Et pourtant, Kabuga est toujours là.
Je ne sais pas pourquoi j'ai choisi d'assister en personne à cette conférence de mise en état en particulier. Les 780 jours qui se sont écoulés depuis que la Chambre d'appel a déclaré la suspension indéfinie du procès ont été émaillées de telles conférences. Au cours de ces sessions, chacun dans la salle d'audience y exprime invariablement sa frustration que Kabuga soit toujours là où il est. Une pause s’ensuit (du moins du point de vue du public), jusqu'à ce que nous nous réunissions à nouveau pour entendre cette même frustration, et Kabuga est toujours assis à sa même place. Peut-être qu'après avoir assisté à l'audience in absentia du chef de la LRA, Joseph Kony, à la CPI deux semaines plus tôt, je n'avais pas encore eu ma dose de procédures juridiques internationales originales. Ou c'était peut-être la fin imminente de ma thèse, bornée par l'odyssée judiciaire de Kabuga, qui me rendait nostalgique. Quoi qu'il en soit, j'ai une fois de plus franchi le scanner de sécurité et on m'a remis mon ticket « Visiteur » imprimé individuellement : ici, pas de laissez-passer électronique plastifié comme à la CPI, la sœur plus glamour et plus médiatisée du MTPI, un peu plus loin dans la même rue.
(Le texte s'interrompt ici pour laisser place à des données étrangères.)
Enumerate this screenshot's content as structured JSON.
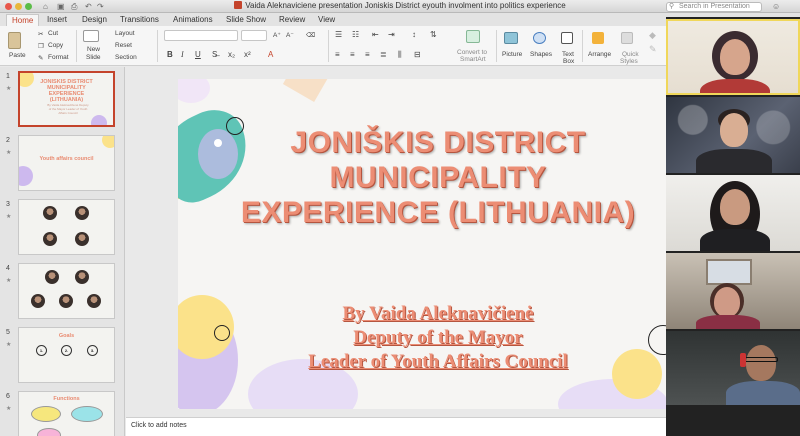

Déambuler dans le hall du Mécanisme en 2025 donne l'impression de faire un voyage dans le temps. On y trouve des affiches avec des QR codes (alors que les téléphones soient interdits) annonçant des expositions en ligne des archives du TPIY et du TPIR, ou sur les enfants dans les conflits. On y trouve aussi des dessins d'enfants encadrés, réalisés lors d'un atelier de sensibilisation du TPIY au Festival des enfants de Sarajevo en 2014. Dans le coin le plus éloigné est accrochée une affiche spectaculaire : « Porter en justice les criminels de guerre et rendre justice aux... ». Le mot « victimes » est caché derrière un écran d'ordinateur hors service. Dans le grand atrium, où les observateurs du procès passent par un autre scanner de sécurité, au-delà de photos des juges du MTPI et du TPIY et en montant quelques marches en marbre poli jusqu'à la salle d'audience 1, une autre bannière est suspendue. En haut « Nuremberg 1945 », en bas « La Haye 1993 ». Avec une photo des deux prétoires. Et en rouge, à travers : « Le premier tribunal international pour crimes de guerre depuis Nuremberg et Tokyo ». Mais il est assez difficile de distinguer les détails sur les photos, car les lumières du grand atrium sont éteintes. Dans un autre coin, une table de mixage cassée est recouverte de plusieurs autocollants portant la mention « hors sevice ».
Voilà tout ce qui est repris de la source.